Lawmakers get voice on business councils
State lawmakers now have membership and voting power on Gov. Andrew M. Cuomo's regional economic development councils, officials said Wednesday.
The change, done quietly in the state Capitol this spring, responds to criticism from lawmakers that they were largely excluded from the councils' first year, where $785 million was awarded in state grants and tax credits. Sixty-six projects on Long Island received a total of $101.6 million.
The councils' makeup has become an issue because, under Cuomo, they are the primary vehicle for steering state money to building projects and companies that will create jobs. The councils serve as the entry point for economic help from state government.
The Cuomo administration contends that lawmakers "have played an integral role" in the regional councils from inception last year.
Still, Austin Shafran, a spokesman for Empire State Development Corp., said: "We are taking steps to improve the process and ensure the investment of state resources continues to reflect regional plans and priorities. Toward that end, the Senate and Assembly leadership each appointed one member to each council with voting power."
Shafran said senators and assembly members would only vote on policy. They can request funding for projects but not participate in votes to forward projects to the administration.
The Senate's Republican majority and the Democratic-controlled Assembly, during private budget negotiations with Cuomo, pushed for greater involvement. In March, Senate Majority Leader Dean Skelos (R-Rockville Centre) said, "We want more legislative input."
On Wednesday, Skelos spokesman Scott Reif said, "We have always believed that the legislature and governor should be working cooperatively to help businesses create jobs. . . . This ensures that will continue throughout the entire process."

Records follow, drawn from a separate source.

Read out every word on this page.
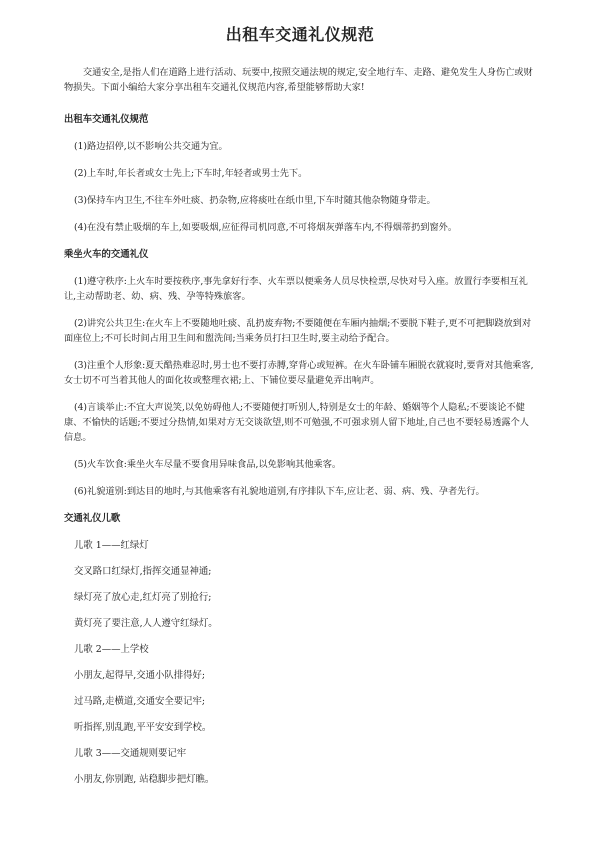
出租车交通礼仪规范

交通安全,是指人们在道路上进行活动、玩要中,按照交通法规的规定,安全地行车、走路、避免发生人身伤亡或财物损失。下面小编给大家分享出租车交通礼仪规范内容,希望能够帮助大家!

出租车交通礼仪规范

(1)路边招停,以不影响公共交通为宜。

(2)上车时,年长者或女士先上;下车时,年轻者或男士先下。

(3)保持车内卫生,不往车外吐痰、扔杂物,应将痰吐在纸巾里,下车时随其他杂物随身带走。

(4)在没有禁止吸烟的车上,如要吸烟,应征得司机同意,不可将烟灰弹落车内,不得烟蒂扔到窗外。

乘坐火车的交通礼仪

(1)遵守秩序:上火车时要按秩序,事先拿好行李、火车票以便乘务人员尽快检票,尽快对号入座。放置行李要相互礼让,主动帮助老、幼、病、残、孕等特殊旅客。

(2)讲究公共卫生:在火车上不要随地吐痰、乱扔废弃物;不要随便在车厢内抽烟;不要脱下鞋子,更不可把脚跷放到对面座位上;不可长时间占用卫生间和盥洗间;当乘务员打扫卫生时,要主动给予配合。

(3)注重个人形象:夏天酷热难忍时,男士也不要打赤膊,穿背心或短裤。在火车卧铺车厢脱衣就寝时,要背对其他乘客,女士切不可当着其他人的面化妆或整理衣裙;上、下铺位要尽量避免弄出响声。

(4)言谈举止:不宜大声说笑,以免妨碍他人;不要随便打听别人,特别是女士的年龄、婚姻等个人隐私;不要谈论不健康、不愉快的话题;不要过分热情,如果对方无交谈欲望,则不可勉强,不可强求别人留下地址,自己也不要轻易透露个人信息。

(5)火车饮食:乘坐火车尽量不要食用异味食品,以免影响其他乘客。

(6)礼貌道别:到达目的地时,与其他乘客有礼貌地道别,有序排队下车,应让老、弱、病、残、孕者先行。

交通礼仪儿歌

儿歌 1——红绿灯

交叉路口红绿灯,指挥交通显神通;

绿灯亮了放心走,红灯亮了别抢行;

黄灯亮了要注意,人人遵守红绿灯。

儿歌 2——上学校

小朋友,起得早,交通小队排得好;

过马路,走横道,交通安全要记牢;

听指挥,别乱跑,平平安安到学校。

儿歌 3——交通规则要记牢

小朋友,你别跑, 站稳脚步把灯瞧。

A spokesman for Assembly Speaker Sheldon Silver (D-Manhattan) said he "advocated for [lawmakers'] inclusion since the councils are making decisions on state funds and members are in a good position to know the needs of their regions."
"This is a great opportunity to work with business and community leaders to promote Long Island's economy, encourage economic development and create jobs," Martins said.
Sweeney said he was looking forward "to a constructive dialogue that will bring sustainable growth and jobs."